I told Baby, “Don’t go back there ‘hind them woods where that creature live.” I told Baby not to go but she went over yonder one strangely cold summer day, ’round June, after I’d made her self a lunch of buttermilk biscuits and collard greens– Baby never liked meat too much. Said it tasted like sin to her. Said if God ate sin, it’d taste like meat with all the seasonings and cooked to perfection. Make you feel heavy afterward. Fill you up. It’d nourish you, but at what cost? Baby said, “Lady Mama, that ol’ meat a little too heavy for my soul. Don’t matter if it tastes good if I got to ask forgiveness later.”
Anyway, I’m just a-yippin’ and a-yappin’ like folk got time to hear a ol’ woman talkin’ bout fanciful things like a thoughtful child.
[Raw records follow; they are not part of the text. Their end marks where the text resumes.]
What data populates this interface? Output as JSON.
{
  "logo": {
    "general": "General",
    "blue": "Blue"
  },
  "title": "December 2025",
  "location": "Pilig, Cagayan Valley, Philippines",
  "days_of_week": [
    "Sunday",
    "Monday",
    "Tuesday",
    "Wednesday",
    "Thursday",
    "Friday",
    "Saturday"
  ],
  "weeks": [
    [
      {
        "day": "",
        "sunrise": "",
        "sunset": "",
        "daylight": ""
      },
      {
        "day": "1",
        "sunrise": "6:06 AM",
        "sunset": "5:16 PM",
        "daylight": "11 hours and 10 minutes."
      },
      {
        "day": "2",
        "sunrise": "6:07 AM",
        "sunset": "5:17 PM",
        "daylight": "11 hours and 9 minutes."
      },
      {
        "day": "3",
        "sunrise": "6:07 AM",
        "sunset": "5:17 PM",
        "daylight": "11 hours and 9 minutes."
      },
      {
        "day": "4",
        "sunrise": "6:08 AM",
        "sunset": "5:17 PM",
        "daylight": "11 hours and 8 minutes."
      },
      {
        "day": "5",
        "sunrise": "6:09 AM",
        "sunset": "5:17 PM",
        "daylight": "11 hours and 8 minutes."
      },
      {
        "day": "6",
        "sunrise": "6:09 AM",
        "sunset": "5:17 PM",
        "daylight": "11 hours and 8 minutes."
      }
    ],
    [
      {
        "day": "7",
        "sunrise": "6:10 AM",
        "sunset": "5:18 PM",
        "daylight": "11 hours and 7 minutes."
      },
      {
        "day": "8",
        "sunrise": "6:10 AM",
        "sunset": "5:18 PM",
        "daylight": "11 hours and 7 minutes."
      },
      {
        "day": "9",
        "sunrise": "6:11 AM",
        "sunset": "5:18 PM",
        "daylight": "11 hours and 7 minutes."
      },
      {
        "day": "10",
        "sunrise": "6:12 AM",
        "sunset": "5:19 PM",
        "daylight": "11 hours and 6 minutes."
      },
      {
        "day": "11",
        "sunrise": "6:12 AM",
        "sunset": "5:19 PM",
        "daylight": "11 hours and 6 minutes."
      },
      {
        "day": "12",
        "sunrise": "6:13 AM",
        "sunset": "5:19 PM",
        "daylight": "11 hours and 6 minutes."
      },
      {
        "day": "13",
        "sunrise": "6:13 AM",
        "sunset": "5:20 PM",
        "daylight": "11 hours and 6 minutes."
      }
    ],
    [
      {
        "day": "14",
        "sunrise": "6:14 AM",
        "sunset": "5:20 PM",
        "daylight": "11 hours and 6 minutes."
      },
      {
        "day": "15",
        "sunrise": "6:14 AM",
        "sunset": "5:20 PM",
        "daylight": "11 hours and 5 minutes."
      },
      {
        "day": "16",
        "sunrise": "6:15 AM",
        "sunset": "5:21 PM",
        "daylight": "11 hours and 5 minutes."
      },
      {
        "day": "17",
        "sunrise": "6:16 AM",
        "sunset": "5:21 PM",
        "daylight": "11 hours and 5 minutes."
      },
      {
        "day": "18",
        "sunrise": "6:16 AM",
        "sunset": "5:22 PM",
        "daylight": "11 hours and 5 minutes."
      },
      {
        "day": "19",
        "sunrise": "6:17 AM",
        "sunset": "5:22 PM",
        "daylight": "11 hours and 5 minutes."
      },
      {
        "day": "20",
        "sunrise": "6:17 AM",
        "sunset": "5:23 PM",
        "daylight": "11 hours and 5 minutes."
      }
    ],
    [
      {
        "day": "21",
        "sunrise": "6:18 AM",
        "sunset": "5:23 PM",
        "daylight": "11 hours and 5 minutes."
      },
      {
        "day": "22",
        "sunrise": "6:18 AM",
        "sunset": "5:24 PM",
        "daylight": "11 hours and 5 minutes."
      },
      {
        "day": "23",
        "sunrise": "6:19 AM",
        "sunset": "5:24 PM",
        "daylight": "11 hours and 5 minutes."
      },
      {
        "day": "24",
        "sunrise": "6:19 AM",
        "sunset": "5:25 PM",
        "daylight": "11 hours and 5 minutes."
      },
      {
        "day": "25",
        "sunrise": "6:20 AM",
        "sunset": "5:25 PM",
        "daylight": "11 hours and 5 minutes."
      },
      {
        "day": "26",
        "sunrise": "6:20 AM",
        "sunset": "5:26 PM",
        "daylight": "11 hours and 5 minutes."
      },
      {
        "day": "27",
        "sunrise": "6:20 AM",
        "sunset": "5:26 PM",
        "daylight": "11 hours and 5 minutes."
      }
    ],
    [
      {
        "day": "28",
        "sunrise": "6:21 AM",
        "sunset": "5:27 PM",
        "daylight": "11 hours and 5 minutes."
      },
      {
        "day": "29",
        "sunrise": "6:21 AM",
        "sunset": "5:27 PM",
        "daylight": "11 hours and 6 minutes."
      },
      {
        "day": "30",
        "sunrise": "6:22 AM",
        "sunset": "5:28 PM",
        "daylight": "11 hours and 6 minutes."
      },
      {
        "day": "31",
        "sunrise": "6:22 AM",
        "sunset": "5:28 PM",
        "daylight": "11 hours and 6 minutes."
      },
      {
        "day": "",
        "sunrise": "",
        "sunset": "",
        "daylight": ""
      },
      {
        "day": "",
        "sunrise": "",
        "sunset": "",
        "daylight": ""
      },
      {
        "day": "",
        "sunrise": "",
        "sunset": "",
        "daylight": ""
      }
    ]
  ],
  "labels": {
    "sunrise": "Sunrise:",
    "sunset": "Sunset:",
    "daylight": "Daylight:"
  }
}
Imagination they called it. Tuh– imagination. If they knew the things I know I done seen they’d say I ‘magined it. But I told Baby what I saw. Warned her ‘cordin to just what I know I seen with my own eyes: that creature live ‘hind them woods. Out there by a little bog that ain’t got no life. Not even a fly piss in those waters. That’s how you know there ain’t no life. Flies, nasty things, they follow dead and decaying things. The nasty part of living is dying. Or so we think.
That creature creepin’ in the brush lives by a place that ain’t got no life. He thinks he knows what we don’t, us folk who follow life. Naw, the creature think life is just a part of death. He think from the moment we’re conceived we’re settin’ ourselves up to die. But what a creature that don’t live know ’bout life? You’d think not a damn thing. But Baby told me different.
Baby went in them woods. Sho’ did. Almost didn’t come back when her body did. I ‘spected something when she absentmindedly spooned some scrambled eggs in her plate one morning. She would’ve eaten ’em too if I hadn’t shouted. Ain’t nothing in the world could make my Baby forget her strict diet.
You could tell she’d seen something wretched. Something that’d make you sing Amazing Grace or the Lord’s Prayer. Or put the needle on a Patti Labelle record, especially if you seekin’ deliverance from that thing you saw that your mind won’t let you unsee. But your heart know it.
Your heart got more eyes than vessels and ventricles. It sees things out our souls which are hidden when looking out our bodies. And Baby’s heart never found its way inside her little chest while she formed in the womb. At least, that’s what I told her when she asked what made her so special. She never asked again when she came back from ‘hind them woods.
Her heart sees with everything its got, that’s why she took a moment to return to her body. Her little heart sees with ears and lips and hands and nostrils and thoughts. Lawd, that creature put a number on my Baby! If only she was a little more heart-blind, she might not have suffered so. But that’s just it, isn’t it? The heart sees with everything you got. Whether you want it to or not. And Baby saw, bless her heart, she saw that creature and almost didn’t come back.
When she finally did return to herself, she told me something that almost made me drop like a fly right where I stood.
“Lady Mama,” she always called me, “I shouldn’t have gone down there. I should’ve listened to you.”
“It’s alright Baby. I’m just glad you finally came back.” I held her tighter to my bosom then.
“Lady Mama?” she inquired softly.
“Yes, Baby?” I replied as I skwez her real tight.
“That creature…it don’t mean nobody no harm. And it’s a wretched creature to look at, if your heart stays hidden away. But when it doesn’t, when your heart finds its way outside you, that creature looks just like God.”